A long history of overcoming difficulties and defending our rights and dignity in the face of harsh opposition has shown us that through self-reliance we can foil the enemies’ sanctions and blockade and preserve our sovereignty and dignity. 

Our goal is to build a national defense strong enough to deter any power from using its armed force against us. We must be sufficiently armed to keep hostile forces at bay so that they will never dare to undermine our sovereignty and security. As part of our continuing effort to achieve this goal, we will soon reveal a new strategic weapon. 
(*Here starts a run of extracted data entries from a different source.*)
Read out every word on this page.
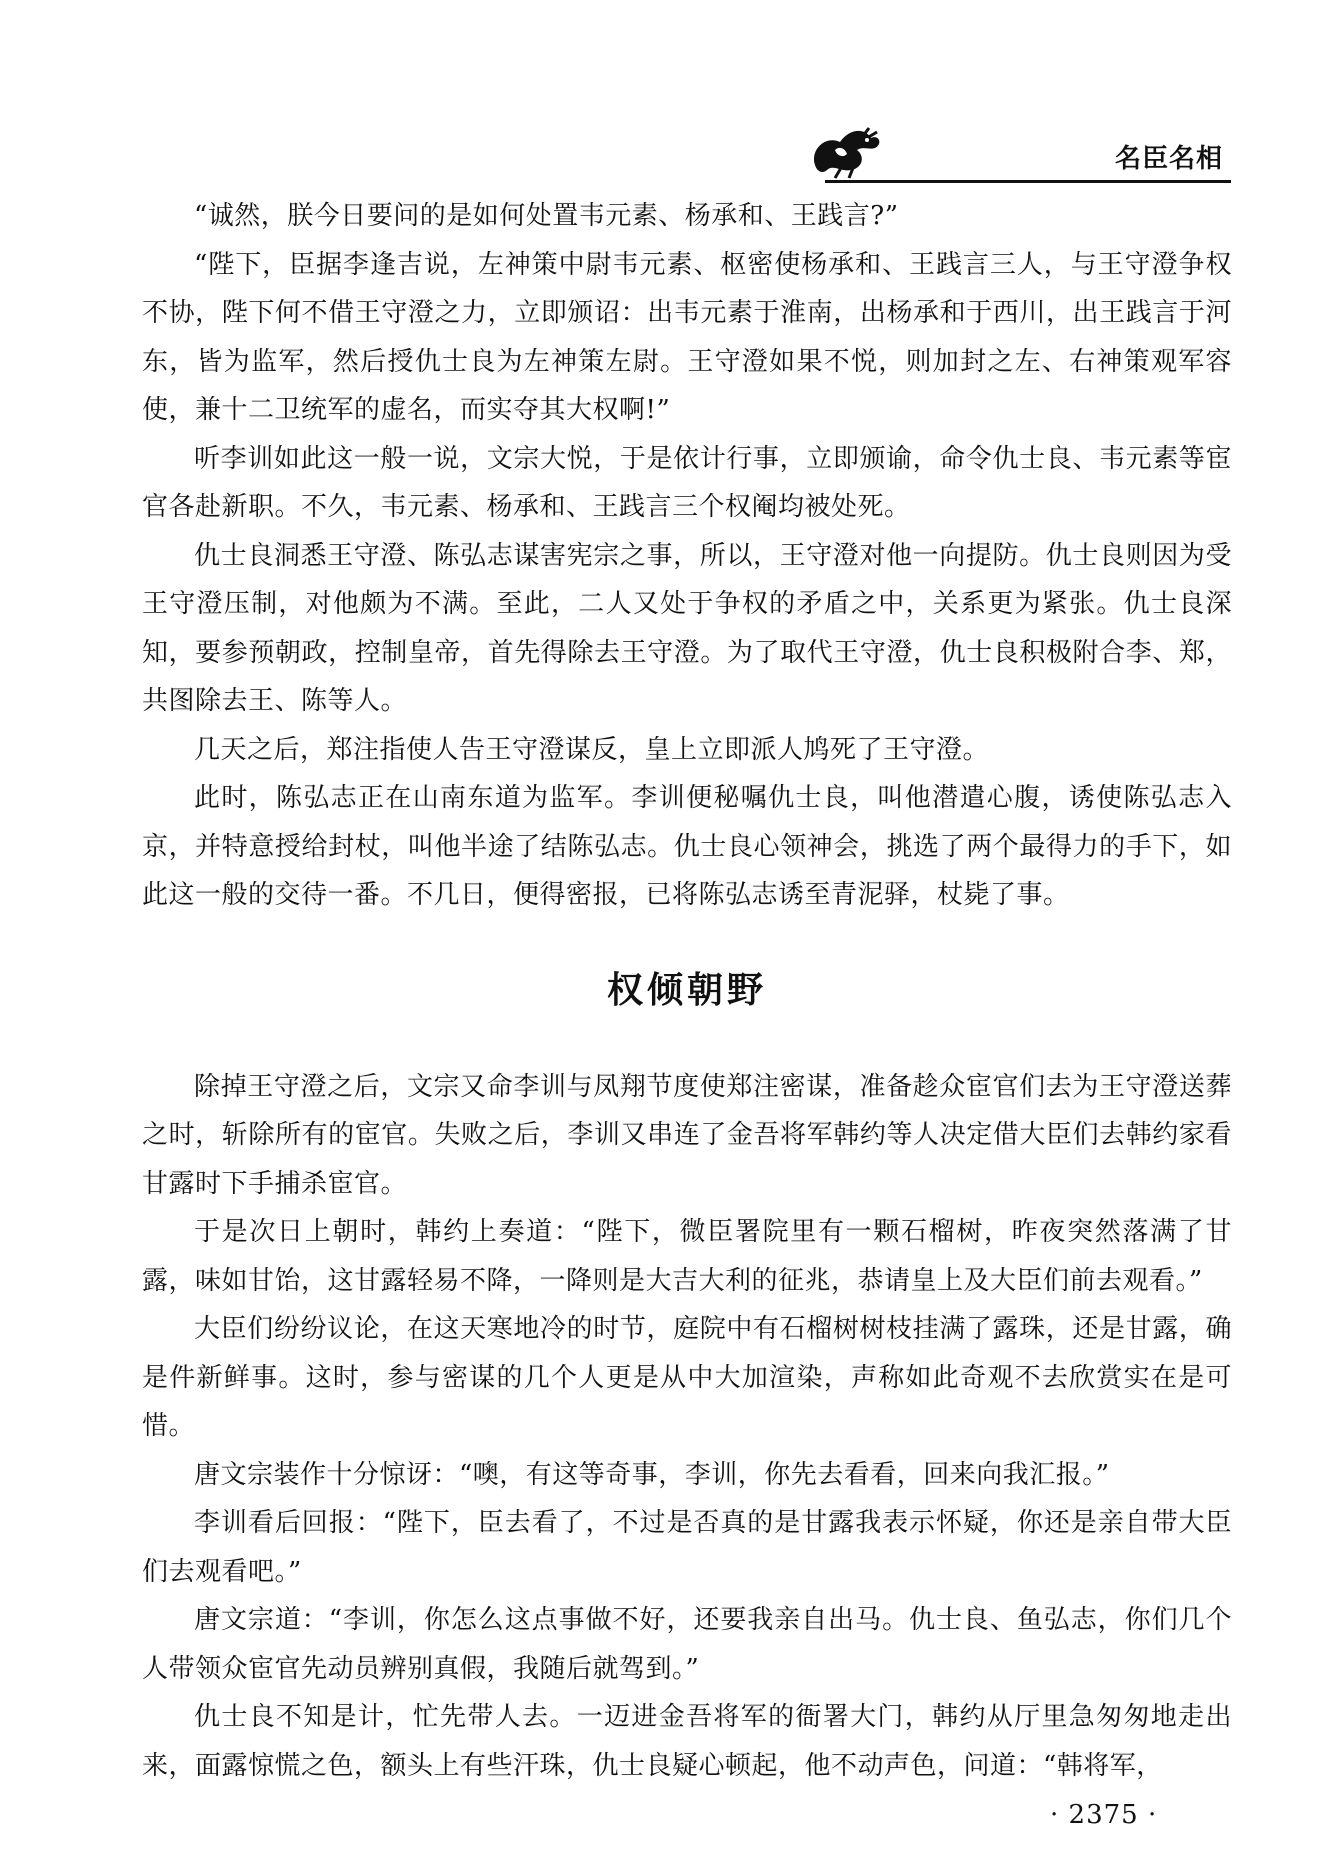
名臣名相

“诚然，朕今日要问的是如何处置韦元素、杨承和、王践言?”

“陛下，臣据李逢吉说，左神策中尉韦元素、枢密使杨承和、王践言三人，与王守澄争权不协，陛下何不借王守澄之力，立即颁诏：出韦元素于淮南，出杨承和于西川，出王践言于河东，皆为监军，然后授仇士良为左神策左尉。王守澄如果不悦，则加封之左、右神策观军容使，兼十二卫统军的虚名，而实夺其大权啊!”

听李训如此这一般一说，文宗大悦，于是依计行事，立即颁谕，命令仇士良、韦元素等宦官各赴新职。不久，韦元素、杨承和、王践言三个权阉均被处死。

仇士良洞悉王守澄、陈弘志谋害宪宗之事，所以，王守澄对他一向提防。仇士良则因为受王守澄压制，对他颇为不满。至此，二人又处于争权的矛盾之中，关系更为紧张。仇士良深知，要参预朝政，控制皇帝，首先得除去王守澄。为了取代王守澄，仇士良积极附合李、郑，共图除去王、陈等人。

几天之后，郑注指使人告王守澄谋反，皇上立即派人鸠死了王守澄。

此时，陈弘志正在山南东道为监军。李训便秘嘱仇士良，叫他潜遣心腹，诱使陈弘志入京，并特意授给封杖，叫他半途了结陈弘志。仇士良心领神会，挑选了两个最得力的手下，如此这一般的交待一番。不几日，便得密报，已将陈弘志诱至青泥驿，杖毙了事。

权倾朝野

除掉王守澄之后，文宗又命李训与凤翔节度使郑注密谋，准备趁众宦官们去为王守澄送葬之时，斩除所有的宦官。失败之后，李训又串连了金吾将军韩约等人决定借大臣们去韩约家看甘露时下手捕杀宦官。

于是次日上朝时，韩约上奏道：“陛下，微臣署院里有一颗石榴树，昨夜突然落满了甘露，味如甘饴，这甘露轻易不降，一降则是大吉大利的征兆，恭请皇上及大臣们前去观看。”

大臣们纷纷议论，在这天寒地冷的时节，庭院中有石榴树树枝挂满了露珠，还是甘露，确是件新鲜事。这时，参与密谋的几个人更是从中大加渲染，声称如此奇观不去欣赏实在是可惜。

唐文宗装作十分惊讶：“噢，有这等奇事，李训，你先去看看，回来向我汇报。”

李训看后回报：“陛下，臣去看了，不过是否真的是甘露我表示怀疑，你还是亲自带大臣们去观看吧。”

唐文宗道：“李训，你怎么这点事做不好，还要我亲自出马。仇士良、鱼弘志，你们几个人带领众宦官先动员辨别真假，我随后就驾到。”

仇士良不知是计，忙先带人去。一迈进金吾将军的衙署大门，韩约从厅里急匆匆地走出来，面露惊慌之色，额头上有些汗珠，仇士良疑心顿起，他不动声色，问道：“韩将军，

· 2375 ·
If the United States persists in its hostile policy towards the DPRK, the Korean peninsula will never be denuclearized. Instead, the DPRK will steadily develop strategic weapons for the security of the state. It will continue to do this until the United States rolls back its hostile policy towards the DPRK and a lasting and durable peace-keeping mechanism is built. 

Source: “Report on 5th Plenary Meeting of 7th C.C., WPK,” KCNA, January 1, 2020.

* William R. Long, “Radicalism not necessary, Castro advises Sandinistas,” The Los Angeles Times, January 13, 1985.